Canonical summary schemas

The Summary Bus defines two related schemas:

  • event_summary.v1
  • session_summary.v1

Both share a common structure: identity, provenance, selection, model metadata, outputs, and accounting.

Event summary schema

Required fields

  • schema_version
    String. Example: event_summary.v1

  • summary_id
    String. Stable id for this summary object.

  • day
    String. YYYY-MM-DD partition.

  • source_type
    String. Must be event.

  • source_ids
    Array of strings. Must include at least one Event Bus event_id.

  • selection
    Object describing exactly what text was summarized.

Required keys inside selection:

  • selection_type
    String. Example: single_event or event_slice

  • source_text_hash
    String. Hash of the exact text payload that was summarized, after deterministic normalization.

  • normalization
    Object describing normalization rules applied before hashing.

Minimum keys inside normalization:

  • name string

  • version string

  • model
    Object describing the model invocation identity.

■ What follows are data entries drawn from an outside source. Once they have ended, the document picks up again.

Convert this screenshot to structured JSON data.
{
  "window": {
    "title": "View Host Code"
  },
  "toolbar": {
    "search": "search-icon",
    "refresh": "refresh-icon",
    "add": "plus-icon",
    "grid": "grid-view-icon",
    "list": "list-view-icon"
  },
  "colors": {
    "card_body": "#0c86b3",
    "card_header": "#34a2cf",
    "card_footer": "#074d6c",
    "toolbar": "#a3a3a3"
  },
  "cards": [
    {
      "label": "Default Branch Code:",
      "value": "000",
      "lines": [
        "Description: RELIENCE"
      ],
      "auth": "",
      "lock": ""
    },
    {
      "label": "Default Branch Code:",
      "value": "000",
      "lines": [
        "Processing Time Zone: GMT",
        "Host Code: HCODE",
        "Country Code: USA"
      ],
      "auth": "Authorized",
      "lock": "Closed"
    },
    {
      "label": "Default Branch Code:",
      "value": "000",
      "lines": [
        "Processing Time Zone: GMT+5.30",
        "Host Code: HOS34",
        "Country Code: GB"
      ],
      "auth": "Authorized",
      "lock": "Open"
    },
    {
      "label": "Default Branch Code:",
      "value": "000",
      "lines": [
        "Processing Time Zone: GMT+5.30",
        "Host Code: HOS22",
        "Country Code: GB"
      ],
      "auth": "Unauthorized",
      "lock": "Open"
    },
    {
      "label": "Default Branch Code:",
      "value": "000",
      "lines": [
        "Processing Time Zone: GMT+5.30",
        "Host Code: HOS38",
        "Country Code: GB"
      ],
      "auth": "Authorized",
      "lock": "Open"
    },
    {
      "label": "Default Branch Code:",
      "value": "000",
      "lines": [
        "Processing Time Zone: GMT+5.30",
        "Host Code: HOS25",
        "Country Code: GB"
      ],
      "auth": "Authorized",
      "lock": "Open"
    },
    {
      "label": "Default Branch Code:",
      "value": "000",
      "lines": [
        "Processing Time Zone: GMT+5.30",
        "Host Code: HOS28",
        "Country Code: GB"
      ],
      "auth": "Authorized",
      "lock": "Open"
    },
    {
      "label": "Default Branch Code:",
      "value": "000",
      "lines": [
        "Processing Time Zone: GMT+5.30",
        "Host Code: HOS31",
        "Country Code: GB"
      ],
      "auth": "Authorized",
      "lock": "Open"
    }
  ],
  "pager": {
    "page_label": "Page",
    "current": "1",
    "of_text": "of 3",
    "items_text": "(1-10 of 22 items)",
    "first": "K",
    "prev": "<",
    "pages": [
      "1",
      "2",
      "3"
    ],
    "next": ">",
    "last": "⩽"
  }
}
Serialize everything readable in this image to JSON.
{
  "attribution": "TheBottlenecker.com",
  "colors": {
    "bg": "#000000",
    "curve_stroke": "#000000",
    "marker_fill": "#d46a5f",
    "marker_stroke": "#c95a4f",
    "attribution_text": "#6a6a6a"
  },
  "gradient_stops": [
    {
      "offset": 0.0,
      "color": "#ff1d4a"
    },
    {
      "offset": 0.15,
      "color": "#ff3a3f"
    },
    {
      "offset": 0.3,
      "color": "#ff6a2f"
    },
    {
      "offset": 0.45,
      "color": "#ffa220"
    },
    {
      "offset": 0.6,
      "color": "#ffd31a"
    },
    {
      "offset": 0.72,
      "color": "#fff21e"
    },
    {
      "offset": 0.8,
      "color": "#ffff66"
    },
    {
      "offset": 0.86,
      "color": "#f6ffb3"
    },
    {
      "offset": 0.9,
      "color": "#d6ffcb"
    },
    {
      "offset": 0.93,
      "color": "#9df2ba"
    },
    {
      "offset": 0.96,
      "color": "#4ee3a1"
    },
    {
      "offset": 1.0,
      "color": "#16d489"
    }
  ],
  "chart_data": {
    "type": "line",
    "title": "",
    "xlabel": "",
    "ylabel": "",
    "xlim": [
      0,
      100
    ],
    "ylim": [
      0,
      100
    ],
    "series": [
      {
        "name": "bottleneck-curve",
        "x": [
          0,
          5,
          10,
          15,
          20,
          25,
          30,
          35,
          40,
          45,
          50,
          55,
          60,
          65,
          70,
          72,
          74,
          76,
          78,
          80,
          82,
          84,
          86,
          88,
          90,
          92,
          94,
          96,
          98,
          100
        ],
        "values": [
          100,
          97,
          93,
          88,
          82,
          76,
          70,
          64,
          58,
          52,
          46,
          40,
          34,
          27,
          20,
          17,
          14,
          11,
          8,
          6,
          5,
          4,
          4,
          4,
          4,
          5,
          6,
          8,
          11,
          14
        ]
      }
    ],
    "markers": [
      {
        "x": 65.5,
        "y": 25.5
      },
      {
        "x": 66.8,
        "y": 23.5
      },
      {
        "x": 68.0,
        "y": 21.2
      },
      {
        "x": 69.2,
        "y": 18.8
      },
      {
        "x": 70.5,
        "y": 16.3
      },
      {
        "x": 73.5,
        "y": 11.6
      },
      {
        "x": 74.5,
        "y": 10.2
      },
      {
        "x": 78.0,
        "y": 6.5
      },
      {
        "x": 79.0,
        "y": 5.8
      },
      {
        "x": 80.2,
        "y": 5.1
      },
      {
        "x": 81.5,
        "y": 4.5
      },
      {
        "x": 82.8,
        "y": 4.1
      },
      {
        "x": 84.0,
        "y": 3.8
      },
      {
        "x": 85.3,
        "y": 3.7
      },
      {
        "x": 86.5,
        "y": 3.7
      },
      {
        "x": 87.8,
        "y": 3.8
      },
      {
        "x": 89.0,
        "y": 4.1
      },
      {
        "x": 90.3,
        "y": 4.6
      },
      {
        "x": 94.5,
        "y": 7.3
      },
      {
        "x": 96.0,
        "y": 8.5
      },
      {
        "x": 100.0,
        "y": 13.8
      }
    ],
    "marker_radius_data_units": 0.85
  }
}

Required keys inside model:

  • provider string

  • model_name string

  • model_version string or empty string if unavailable

  • temperature number or null if unknown

  • max_tokens integer or null if unknown

  • prompt
    Object describing the prompt identity.

Required keys inside prompt:

  • prompt_hash string

  • template_id string or name

  • prompt_version string

  • producer
    Object describing the summarizer implementation.

Required keys inside producer:

  • summarizer_version string

  • run_id string

  • outputs
    Object holding the summary content.

Required keys inside outputs:

  • summary_text string

Optional fields

  • outputs.tags array
  • outputs.topics array
  • outputs.category string
  • outputs.actions array
  • outputs.confidence number
  • outputs.format_type string
  • outputs.notes string

Any optional field that is model generated must be treated as model output and must not be interpreted as deterministic truth.

Session summary schema

Required fields

  • schema_version
    String. Example: session_summary.v1

  • summary_id
    String. Stable id for this summary object.

  • day
    String. YYYY-MM-DD partition.

  • source_type
    String. Must be session.

  • source_ids
    Array of strings. Must include exactly one session_id as the primary id.

  • event_ids
    Array of strings. The session evidence pointer list. Must match the referenced session object or be declared as a derived slice.

  • selection
    Object describing what text was summarized.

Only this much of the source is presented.